The Labour leadership may be rowing back from the idea of having a second, female, deputy leader, but that isn’t stopping those who, like Emily Thornberry, fancy a shot at the top job one day. While the Shadow Foreign Secretary was totally loyal to Jeremy Corbyn when she spoke at a Times fringe this lunchtime, she started by talking movingly about her backstory, touching also on the need for a leader who has experience of the frontbench, and repeatedly referred to the importance of members in the Labour Party.

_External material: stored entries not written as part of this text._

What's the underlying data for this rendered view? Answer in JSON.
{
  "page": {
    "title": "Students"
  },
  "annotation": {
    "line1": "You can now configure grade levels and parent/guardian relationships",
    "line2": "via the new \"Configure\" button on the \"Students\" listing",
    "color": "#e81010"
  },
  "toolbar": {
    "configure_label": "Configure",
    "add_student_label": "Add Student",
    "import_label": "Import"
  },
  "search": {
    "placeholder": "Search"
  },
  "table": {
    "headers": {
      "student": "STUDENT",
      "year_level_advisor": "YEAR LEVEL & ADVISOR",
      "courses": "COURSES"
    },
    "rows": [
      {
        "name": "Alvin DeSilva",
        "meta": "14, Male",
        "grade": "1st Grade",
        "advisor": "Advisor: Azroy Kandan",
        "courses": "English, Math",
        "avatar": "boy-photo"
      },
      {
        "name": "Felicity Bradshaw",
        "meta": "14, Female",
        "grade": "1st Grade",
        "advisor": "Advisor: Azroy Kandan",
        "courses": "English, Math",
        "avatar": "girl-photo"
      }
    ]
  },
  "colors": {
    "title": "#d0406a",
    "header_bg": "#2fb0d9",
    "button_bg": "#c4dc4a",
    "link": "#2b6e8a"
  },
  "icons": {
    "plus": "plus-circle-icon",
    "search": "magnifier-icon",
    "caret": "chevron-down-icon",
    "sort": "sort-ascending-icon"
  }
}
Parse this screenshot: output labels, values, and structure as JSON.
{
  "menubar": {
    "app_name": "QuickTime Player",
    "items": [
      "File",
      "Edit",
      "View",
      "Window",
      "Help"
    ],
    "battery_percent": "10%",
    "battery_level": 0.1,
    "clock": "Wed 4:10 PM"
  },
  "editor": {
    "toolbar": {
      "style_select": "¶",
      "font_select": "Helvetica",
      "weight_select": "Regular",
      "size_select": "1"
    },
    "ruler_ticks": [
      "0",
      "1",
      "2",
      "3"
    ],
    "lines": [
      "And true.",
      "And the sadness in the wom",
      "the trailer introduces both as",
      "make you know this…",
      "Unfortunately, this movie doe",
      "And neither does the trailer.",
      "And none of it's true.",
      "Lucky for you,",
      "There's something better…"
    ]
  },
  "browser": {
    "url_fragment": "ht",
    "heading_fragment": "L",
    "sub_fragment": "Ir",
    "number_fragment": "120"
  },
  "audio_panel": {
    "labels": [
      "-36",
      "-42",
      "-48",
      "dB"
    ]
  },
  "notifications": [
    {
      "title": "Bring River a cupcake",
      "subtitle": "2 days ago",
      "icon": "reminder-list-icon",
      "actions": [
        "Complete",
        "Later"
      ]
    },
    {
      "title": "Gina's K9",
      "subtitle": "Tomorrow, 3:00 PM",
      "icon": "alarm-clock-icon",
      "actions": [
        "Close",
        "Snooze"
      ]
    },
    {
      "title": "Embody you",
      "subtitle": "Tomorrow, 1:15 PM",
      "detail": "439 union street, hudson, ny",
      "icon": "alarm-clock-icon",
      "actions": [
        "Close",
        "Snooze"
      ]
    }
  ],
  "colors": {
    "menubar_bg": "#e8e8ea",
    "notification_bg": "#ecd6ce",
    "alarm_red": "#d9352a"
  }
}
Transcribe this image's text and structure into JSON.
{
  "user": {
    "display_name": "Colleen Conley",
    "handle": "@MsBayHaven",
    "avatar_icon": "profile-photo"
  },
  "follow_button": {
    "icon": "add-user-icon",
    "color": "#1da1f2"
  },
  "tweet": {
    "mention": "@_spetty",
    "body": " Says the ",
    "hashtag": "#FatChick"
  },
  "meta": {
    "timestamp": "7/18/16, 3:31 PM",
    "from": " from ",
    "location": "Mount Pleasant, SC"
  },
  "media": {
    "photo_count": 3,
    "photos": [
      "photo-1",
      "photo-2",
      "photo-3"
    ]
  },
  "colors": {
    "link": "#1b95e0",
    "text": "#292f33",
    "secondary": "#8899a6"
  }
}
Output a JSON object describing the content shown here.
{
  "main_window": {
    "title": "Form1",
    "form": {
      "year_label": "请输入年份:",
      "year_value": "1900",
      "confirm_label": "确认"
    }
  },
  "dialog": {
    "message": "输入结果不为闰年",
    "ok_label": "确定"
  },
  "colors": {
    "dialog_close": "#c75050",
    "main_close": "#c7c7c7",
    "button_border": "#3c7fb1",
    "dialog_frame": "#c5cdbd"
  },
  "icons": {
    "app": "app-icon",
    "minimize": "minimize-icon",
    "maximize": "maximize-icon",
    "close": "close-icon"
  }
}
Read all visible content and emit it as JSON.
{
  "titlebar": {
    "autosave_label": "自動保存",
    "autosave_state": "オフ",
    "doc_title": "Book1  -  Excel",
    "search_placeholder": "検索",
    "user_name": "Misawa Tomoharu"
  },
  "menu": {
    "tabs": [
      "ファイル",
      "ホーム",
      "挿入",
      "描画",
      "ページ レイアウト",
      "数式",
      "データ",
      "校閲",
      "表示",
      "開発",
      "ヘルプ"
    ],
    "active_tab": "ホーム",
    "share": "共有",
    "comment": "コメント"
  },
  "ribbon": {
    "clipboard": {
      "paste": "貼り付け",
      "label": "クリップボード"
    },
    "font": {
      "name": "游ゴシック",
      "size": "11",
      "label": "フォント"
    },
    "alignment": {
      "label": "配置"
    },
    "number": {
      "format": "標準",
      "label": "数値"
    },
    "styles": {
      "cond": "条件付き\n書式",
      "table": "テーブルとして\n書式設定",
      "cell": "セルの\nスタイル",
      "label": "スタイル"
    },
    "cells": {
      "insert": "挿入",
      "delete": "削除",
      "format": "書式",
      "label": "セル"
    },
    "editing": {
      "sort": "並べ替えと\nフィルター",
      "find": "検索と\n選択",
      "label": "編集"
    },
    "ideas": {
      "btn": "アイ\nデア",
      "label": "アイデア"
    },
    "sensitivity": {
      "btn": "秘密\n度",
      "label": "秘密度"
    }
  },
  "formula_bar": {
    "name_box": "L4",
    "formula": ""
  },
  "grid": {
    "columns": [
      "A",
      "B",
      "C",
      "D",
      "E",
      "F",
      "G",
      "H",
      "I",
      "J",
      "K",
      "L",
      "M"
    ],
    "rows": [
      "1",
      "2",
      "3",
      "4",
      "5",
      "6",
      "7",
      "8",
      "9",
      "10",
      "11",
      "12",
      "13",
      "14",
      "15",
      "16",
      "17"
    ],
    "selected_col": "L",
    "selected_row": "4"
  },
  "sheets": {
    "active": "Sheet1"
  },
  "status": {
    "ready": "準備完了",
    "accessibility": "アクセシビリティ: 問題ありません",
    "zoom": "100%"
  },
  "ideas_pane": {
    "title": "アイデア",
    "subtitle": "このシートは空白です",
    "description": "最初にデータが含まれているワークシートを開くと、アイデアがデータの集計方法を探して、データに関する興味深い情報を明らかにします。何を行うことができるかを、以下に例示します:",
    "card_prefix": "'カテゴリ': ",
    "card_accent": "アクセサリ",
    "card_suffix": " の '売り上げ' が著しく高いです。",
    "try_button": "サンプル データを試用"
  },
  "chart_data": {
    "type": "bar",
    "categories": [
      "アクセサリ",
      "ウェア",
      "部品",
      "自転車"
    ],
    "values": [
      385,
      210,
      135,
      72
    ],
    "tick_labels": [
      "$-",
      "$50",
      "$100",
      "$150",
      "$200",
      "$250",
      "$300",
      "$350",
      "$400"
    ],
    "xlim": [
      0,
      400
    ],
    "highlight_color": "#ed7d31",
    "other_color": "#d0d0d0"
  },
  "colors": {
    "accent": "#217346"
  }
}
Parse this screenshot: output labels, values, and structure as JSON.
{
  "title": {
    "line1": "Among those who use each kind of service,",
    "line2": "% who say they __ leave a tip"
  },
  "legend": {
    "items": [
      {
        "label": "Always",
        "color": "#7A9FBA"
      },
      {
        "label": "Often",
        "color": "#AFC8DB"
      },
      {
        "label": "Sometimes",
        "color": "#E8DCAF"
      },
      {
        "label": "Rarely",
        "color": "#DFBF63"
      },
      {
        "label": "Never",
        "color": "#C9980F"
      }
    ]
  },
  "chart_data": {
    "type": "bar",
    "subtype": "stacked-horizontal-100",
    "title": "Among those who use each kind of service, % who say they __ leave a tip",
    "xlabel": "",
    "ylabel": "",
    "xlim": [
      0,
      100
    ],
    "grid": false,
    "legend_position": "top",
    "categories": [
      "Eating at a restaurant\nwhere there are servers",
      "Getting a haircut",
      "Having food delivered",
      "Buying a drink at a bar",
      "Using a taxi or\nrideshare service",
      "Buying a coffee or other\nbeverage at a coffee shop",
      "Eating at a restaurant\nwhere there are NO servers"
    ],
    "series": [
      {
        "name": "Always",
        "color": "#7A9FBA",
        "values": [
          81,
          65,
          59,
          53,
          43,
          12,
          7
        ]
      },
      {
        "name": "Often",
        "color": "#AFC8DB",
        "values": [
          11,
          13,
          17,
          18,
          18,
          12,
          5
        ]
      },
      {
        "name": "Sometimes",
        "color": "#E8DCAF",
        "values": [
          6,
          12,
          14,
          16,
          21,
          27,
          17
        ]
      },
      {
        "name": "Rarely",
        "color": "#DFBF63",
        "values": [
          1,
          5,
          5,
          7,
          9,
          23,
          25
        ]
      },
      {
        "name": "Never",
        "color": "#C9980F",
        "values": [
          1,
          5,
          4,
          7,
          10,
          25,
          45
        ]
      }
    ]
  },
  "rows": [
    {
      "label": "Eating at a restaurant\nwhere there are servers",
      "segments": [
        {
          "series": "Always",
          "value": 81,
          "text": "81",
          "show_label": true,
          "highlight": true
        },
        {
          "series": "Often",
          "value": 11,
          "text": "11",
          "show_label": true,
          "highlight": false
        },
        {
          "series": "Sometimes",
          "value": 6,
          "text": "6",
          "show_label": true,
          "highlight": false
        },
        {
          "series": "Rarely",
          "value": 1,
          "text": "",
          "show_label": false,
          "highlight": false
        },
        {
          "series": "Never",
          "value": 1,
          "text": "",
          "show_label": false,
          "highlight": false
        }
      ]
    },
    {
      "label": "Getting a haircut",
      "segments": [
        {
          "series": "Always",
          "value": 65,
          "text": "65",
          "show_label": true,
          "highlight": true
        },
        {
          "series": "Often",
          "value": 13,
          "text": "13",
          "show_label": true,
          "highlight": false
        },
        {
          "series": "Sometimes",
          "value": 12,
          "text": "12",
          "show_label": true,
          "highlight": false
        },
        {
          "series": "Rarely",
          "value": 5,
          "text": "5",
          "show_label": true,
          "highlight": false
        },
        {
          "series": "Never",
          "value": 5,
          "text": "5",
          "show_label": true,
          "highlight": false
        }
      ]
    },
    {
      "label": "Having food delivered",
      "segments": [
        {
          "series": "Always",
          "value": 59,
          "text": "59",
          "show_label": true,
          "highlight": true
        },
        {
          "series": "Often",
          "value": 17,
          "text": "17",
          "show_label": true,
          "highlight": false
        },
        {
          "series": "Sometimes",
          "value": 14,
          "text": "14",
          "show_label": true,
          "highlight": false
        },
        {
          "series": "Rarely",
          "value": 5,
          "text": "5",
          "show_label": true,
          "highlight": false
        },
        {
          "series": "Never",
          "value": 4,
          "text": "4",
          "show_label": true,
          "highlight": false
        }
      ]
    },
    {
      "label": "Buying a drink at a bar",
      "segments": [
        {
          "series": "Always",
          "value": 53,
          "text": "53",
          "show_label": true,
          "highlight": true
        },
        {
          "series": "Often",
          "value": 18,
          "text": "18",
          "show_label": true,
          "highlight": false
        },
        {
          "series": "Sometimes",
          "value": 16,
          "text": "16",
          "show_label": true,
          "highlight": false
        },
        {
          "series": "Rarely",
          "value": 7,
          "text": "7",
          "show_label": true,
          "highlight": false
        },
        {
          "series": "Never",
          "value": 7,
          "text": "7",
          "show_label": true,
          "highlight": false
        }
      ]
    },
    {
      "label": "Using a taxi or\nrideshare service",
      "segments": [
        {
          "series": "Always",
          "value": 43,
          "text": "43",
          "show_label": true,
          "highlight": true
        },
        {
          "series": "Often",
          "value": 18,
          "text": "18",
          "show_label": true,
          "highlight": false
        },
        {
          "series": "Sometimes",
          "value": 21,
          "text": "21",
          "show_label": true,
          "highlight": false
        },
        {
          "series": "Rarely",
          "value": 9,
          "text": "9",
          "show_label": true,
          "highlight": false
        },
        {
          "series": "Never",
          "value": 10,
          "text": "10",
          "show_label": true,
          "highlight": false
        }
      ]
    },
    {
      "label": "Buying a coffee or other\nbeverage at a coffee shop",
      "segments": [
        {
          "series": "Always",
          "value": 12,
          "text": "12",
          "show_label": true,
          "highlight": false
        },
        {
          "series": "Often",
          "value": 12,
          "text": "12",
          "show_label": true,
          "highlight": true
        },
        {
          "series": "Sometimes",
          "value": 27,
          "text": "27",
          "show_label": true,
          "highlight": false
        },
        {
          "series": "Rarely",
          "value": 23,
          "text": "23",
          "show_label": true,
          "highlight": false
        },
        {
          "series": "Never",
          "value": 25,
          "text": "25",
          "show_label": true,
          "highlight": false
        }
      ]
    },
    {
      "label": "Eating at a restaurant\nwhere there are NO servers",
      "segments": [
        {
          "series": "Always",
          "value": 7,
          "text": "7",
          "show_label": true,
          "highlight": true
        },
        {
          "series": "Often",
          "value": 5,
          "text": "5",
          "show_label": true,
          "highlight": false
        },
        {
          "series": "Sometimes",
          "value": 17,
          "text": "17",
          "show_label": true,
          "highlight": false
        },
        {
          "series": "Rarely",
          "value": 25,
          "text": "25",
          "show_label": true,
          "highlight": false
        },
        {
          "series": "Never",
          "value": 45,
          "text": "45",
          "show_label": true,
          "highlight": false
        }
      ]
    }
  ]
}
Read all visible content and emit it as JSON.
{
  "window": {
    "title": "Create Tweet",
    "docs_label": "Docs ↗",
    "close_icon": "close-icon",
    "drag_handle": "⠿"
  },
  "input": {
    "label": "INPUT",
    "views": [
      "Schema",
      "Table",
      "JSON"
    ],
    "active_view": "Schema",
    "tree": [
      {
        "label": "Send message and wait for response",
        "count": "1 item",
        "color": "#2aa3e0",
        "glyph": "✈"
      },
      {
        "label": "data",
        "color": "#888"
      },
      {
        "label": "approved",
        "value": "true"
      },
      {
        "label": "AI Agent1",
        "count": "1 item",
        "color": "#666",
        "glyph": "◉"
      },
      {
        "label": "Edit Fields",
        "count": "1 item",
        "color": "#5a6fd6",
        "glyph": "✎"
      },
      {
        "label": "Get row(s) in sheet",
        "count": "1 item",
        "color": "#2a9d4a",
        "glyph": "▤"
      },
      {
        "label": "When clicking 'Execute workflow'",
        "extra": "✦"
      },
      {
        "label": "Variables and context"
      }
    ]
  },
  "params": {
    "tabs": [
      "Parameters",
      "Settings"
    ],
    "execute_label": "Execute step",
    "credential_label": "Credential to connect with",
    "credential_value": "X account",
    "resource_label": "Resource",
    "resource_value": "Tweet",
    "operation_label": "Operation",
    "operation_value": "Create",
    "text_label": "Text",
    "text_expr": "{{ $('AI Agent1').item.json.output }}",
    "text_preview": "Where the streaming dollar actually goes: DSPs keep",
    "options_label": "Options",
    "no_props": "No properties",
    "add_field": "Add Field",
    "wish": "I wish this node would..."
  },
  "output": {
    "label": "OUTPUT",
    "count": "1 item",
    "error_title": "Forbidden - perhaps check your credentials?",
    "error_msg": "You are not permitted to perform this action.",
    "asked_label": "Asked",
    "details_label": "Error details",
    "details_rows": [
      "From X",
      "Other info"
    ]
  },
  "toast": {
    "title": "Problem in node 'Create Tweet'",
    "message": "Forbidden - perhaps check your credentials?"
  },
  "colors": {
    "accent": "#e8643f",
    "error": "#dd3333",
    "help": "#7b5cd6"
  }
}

It is well-understood that Thornberry would, one day, like to run for leader, and today’s performance not only underlined that, but also showed why she should.
On the anti-Semitism row, Thornberry also played to the audience, telling the event that Corbyn had found the whole experience very hard personally, saying ‘I think Jeremy has been through a great deal this summer’. She even argued that it was easy to see how Labourites might accidentally end up being anti-Semitic, saying:
‘Anti-Semitism changes in nature over time and I think that it is quite understandable… there may be people on the fringes of our party who are virulently anti-capitalist, virulently anti-Israel and you can see how the two can meld together into an anti-Israeli and then getting very closely into anti-Jewish and then end up falling into anti-Semitic tropes which have changed in nature over the years.